LONDON (AP) - EU regulators must make more effort to stop tech companies from transferring data to countries with weaker data-protection standards, an advisor to the European Union’s top court said Thursday. It’s the latest in a lengthy and complex legal case involving an Austrian privacy campaigner and Facebook.
A preliminary opinion by the European Court of Justice’s advocate general said existing EU legal rules for data transfers should remain in place, but there should be stricter enforcement by authorities. It gives a boost to privacy activist Max Schrems, who launched the case seven years ago because of worries Europeans were subject to mass U.S. government surveillance.
“Companies will momentarily breathe a sigh of relief” that the EU will likely maintain the legal mechanism that many companies now use to move data around the world, said Caitlin Fennessy, research director at the International Association of Privacy Professionals. But she said the opinion also leaves room for challenges to transferring data on a case-by-case basis, if a country is deemed to not have adequate protections.

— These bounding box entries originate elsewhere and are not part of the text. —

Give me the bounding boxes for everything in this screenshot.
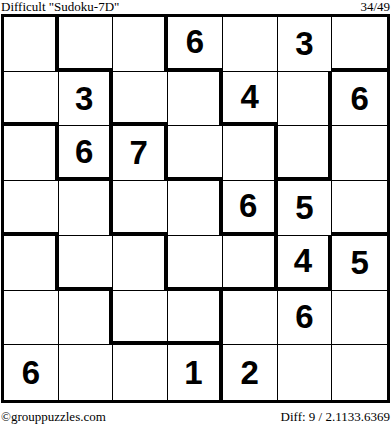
cell-r5c7: 5 xyxy=(332,236,387,291)
cell-r2c3[interactable] xyxy=(113,72,168,127)
cell-r2c1[interactable] xyxy=(4,72,59,127)
cell-r3c7[interactable] xyxy=(332,126,387,181)
cell-r6c4[interactable] xyxy=(168,291,223,346)
difficulty-rating: Diff: 9 / 2.1133.6369 xyxy=(281,410,390,424)
puzzle-counter: 34/49 xyxy=(360,0,390,13)
cell-r7c6[interactable] xyxy=(278,345,333,400)
cell-r5c2[interactable] xyxy=(59,236,114,291)
cell-r2c2: 3 xyxy=(59,72,114,127)
cell-r2c4[interactable] xyxy=(168,72,223,127)
cell-r1c2[interactable] xyxy=(59,17,114,72)
cell-r7c1: 6 xyxy=(4,345,59,400)
cell-r7c2[interactable] xyxy=(59,345,114,400)
cell-r1c6: 3 xyxy=(278,17,333,72)
cell-r6c6: 6 xyxy=(278,291,333,346)
cell-r3c2: 6 xyxy=(59,126,114,181)
footer: ©grouppuzzles.com Diff: 9 / 2.1133.6369 xyxy=(0,410,391,424)
cell-r4c6: 5 xyxy=(278,181,333,236)
cell-r1c4: 6 xyxy=(168,17,223,72)
cell-r1c3[interactable] xyxy=(113,17,168,72)
cell-r5c1[interactable] xyxy=(4,236,59,291)
cell-r6c3[interactable] xyxy=(113,291,168,346)
sudoku-board: 633466765456612 xyxy=(1,14,390,403)
puzzle-title: Difficult "Sudoku-7D" xyxy=(1,0,119,13)
cell-r3c1[interactable] xyxy=(4,126,59,181)
header: Difficult "Sudoku-7D" 34/49 xyxy=(0,0,391,14)
cell-r4c2[interactable] xyxy=(59,181,114,236)
cell-r6c1[interactable] xyxy=(4,291,59,346)
cell-r4c5: 6 xyxy=(223,181,278,236)
cell-r1c7[interactable] xyxy=(332,17,387,72)
cell-r4c1[interactable] xyxy=(4,181,59,236)
cell-r7c5: 2 xyxy=(223,345,278,400)
cell-r7c7[interactable] xyxy=(332,345,387,400)
cell-r6c7[interactable] xyxy=(332,291,387,346)
puzzle-sheet: Difficult "Sudoku-7D" 34/49 633466765456… xyxy=(0,0,391,426)
cell-r3c3: 7 xyxy=(113,126,168,181)
cell-r4c7[interactable] xyxy=(332,181,387,236)
cell-r5c3[interactable] xyxy=(113,236,168,291)
cell-r2c6[interactable] xyxy=(278,72,333,127)
cell-r5c4[interactable] xyxy=(168,236,223,291)
cell-r3c4[interactable] xyxy=(168,126,223,181)
cell-r4c4[interactable] xyxy=(168,181,223,236)
cell-r3c6[interactable] xyxy=(278,126,333,181)
cell-r3c5[interactable] xyxy=(223,126,278,181)
cell-r5c5[interactable] xyxy=(223,236,278,291)
cell-r4c3[interactable] xyxy=(113,181,168,236)
cell-r6c5[interactable] xyxy=(223,291,278,346)
cell-r2c7: 6 xyxy=(332,72,387,127)
cell-r1c5[interactable] xyxy=(223,17,278,72)
cell-r6c2[interactable] xyxy=(59,291,114,346)
cell-r1c1[interactable] xyxy=(4,17,59,72)
copyright: ©grouppuzzles.com xyxy=(1,410,106,424)
cell-r5c6: 4 xyxy=(278,236,333,291)
cell-r2c5: 4 xyxy=(223,72,278,127)
cell-r7c3[interactable] xyxy=(113,345,168,400)
cell-r7c4: 1 xyxy=(168,345,223,400)
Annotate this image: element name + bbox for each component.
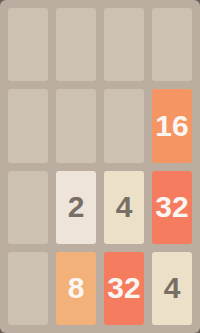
cell-r1c2-empty xyxy=(56,8,96,81)
cell-r2c4-tile-16: 16 xyxy=(152,89,192,162)
cell-r3c3-tile-4: 4 xyxy=(104,171,144,244)
cell-r2c1-empty xyxy=(8,89,48,162)
cell-r3c1-empty xyxy=(8,171,48,244)
cell-r4c1-empty xyxy=(8,252,48,325)
cell-r2c3-empty xyxy=(104,89,144,162)
cell-r1c1-empty xyxy=(8,8,48,81)
cell-r3c2-tile-2: 2 xyxy=(56,171,96,244)
cell-r1c4-empty xyxy=(152,8,192,81)
cell-r3c4-tile-32: 32 xyxy=(152,171,192,244)
2048-board[interactable]: 16 2 4 32 8 32 4 xyxy=(0,0,200,333)
cell-r4c2-tile-8: 8 xyxy=(56,252,96,325)
cell-r4c4-tile-4: 4 xyxy=(152,252,192,325)
cell-r4c3-tile-32: 32 xyxy=(104,252,144,325)
cell-r2c2-empty xyxy=(56,89,96,162)
cell-r1c3-empty xyxy=(104,8,144,81)
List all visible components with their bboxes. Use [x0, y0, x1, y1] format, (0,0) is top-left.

Though the case involves Facebook, it could have far-reaching implications for social media and other tech companies that move large amounts of data over the internet. Schrems said the case potentially affects Google, Microsoft and any other U.S. company that provides electronic communications services, but not data transfers between traditional businesses like airlines, hotels and banks.
The advocate general’s opinion is not binding but may influence the court’s judges when they issue their final ruling next year, likely by March.
At issue are so-called “standard contractual clauses,” which force businesses to abide by strict EU privacy standards when transferring messages, photos and other information. Companies like Facebook routinely move such data among its servers around the world, and the clauses - stock terms and conditions - are used to ensure the EU rules are maintained when data leaves the bloc.
Schrems had argued the clauses meant authorities in individual EU countries can, by law, halt transfers if the data is sent somewhere with weaker privacy rules.
Advocate General Henrik Saugmandsgaard Oe said in a preliminary opinion that the standard contractual clauses are valid, but added that a provision in the clauses means companies and regulators have an obligation to suspend or prohibit transfers if there’s a conflict with the law in a non-EU country such as the United States.
“If Silicon Valley wants to have the data of the whole world, which it does, then it cannot at the same time be subject to surveillance laws that basically don’t have any rights for foreigners,” Schrems said.
He said the opinion validates that “generally data transfers are fine, unless there’s a specific surveillance law in another country that undermines European privacy protections.”
Schrems filed his initial complaint in 2013 on grounds that the data did not have adequate protections against secret survellance by U.S. government authorities. His complaint followed revelations by former NSA contractor Edward Snowden of electronic surveillance by U.S. security agencies, including the disclosure that Facebook gave the agencies access to the personal data of Europeans.
Schrems, concerned that his personal information was at risk, had challenged the data transfers through the courts in Ireland, home to Facebook’s European headquarters.
The Irish Data Protection Commission tried to sidestep the issue by arguing the clauses were legally invalid. The commission eventually sent the case to the Luxembourg-based ECJ, the EU’s highest court.
Facebook, which had argued U.S. surveillance doesn’t violate EU privacy laws, said it was grateful for the opinion.
“Standard contractual clauses provide important safeguards to ensure that Europeans’ data are protected once transferred overseas,” the Menlo Park, California, company said in a statement.
Google, Apple and Microsoft did not immediately return requests for comment.
The Irish Data Protection Commission said the opinion provided “clarity of analysis.” Spokesman Graham Doyle said it shows the complexities that arise when EU data-protection laws interact with laws of other countries.
Legal experts said businesses will be relieved the opinion validates the current legal practices for data transfers.
“The alternative would be quite a turnaround,” said Elliot Fry, a senior associate at the U.K. law firm Cripps Pemberton Greenish. “It would have required a lot of upheaval in relation to international transfers. So that is far and away the most important aspect of this.”
___ Philipp-Moritz Jenne in Vienna and Mae Anderson in New York contributed to this story.